Mais cette vraie modestie, qui dicte la forme du film (cristalline) et sa matière romanesque (une simple love story adolescente), traduit surtout un certain accomplissement de son auteur, une sérénité retrouvée qui donne son timbre, gracieux, réconcilié, bienveillant, à Restless.
Et préside à la trajectoire de ses personnages : un jeune garçon mutique (la révélation Henry Hopper) qui, bouleversé par le décès de ses parents, s’incruste aux enterrements d’étrangers et parle à un fantôme japonais ; une jeune fille expansive (Mia Wasikowska), qui trompe l’imminence de sa propre mort (une tumeur au cerveau l’a condamnée très tôt) par la soif de savoir.

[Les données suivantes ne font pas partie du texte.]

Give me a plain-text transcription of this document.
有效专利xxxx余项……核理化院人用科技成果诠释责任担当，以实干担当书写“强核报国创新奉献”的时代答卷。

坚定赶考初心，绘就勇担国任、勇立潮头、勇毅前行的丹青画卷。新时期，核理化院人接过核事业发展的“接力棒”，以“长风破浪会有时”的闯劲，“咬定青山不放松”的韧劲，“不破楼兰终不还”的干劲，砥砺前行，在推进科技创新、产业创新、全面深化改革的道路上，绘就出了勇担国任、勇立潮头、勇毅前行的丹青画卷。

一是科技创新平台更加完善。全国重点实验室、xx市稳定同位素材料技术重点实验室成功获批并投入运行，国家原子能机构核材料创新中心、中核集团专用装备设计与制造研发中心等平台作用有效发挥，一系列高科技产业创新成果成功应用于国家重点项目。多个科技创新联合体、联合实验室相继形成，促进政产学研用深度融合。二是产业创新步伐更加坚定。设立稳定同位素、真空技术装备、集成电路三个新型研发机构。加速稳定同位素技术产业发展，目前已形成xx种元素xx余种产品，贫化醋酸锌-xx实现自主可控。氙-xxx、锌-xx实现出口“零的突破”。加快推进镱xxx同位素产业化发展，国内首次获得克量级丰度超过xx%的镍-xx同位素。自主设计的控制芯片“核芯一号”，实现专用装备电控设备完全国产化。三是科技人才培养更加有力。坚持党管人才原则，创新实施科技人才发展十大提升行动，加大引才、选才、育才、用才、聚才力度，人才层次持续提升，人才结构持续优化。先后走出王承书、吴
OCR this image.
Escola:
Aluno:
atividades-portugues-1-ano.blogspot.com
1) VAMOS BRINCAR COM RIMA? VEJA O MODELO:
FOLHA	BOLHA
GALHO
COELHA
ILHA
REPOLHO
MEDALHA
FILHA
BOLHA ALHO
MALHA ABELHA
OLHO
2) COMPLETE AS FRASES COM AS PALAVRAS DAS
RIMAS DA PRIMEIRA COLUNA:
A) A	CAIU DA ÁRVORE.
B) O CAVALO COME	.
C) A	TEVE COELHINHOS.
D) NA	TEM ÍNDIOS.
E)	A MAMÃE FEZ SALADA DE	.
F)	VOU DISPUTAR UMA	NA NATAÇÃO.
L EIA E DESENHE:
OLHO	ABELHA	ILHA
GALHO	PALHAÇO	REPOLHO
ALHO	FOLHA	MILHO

Les deux adolescents romantiques, isolés du monde adulte (certes désarmé, mais filmé avec une rare empathie), auront trois mois pour s’aimer, avant que le cancer ne fasse son œuvre.Un temps de transition, une sorte de purgatoire dont la fatalité aurait pu enfermer Restless dans le ressassement morbide ou la douleur.
Mais Gus Van Sant choisit la trajectoire exactement inverse : il déplace le mélodrame vers la comédie sentimentale, vers le feel good movie murmuré où la maladie n’est plus que le contre-champ d’une (bouleversante) romance adolescente.
C’est moins l’apprentissage de la mort (dont ils sont déjà très familiers) que celui du sexe, de l’amitié – bref de la vie – auquel se livrent les deux amants, progressivement dépouillés de leur déguisement gothique. “Ça m’a passé”, dira le personnage d’Henry Hopper, le corps en équilibre sur un pont, évoquant son vieux désir de suicide.
“Ça m’a passé” : le secret d’un grand film mineur, d’un cinéaste revenu des mythologies d’outre-tombe.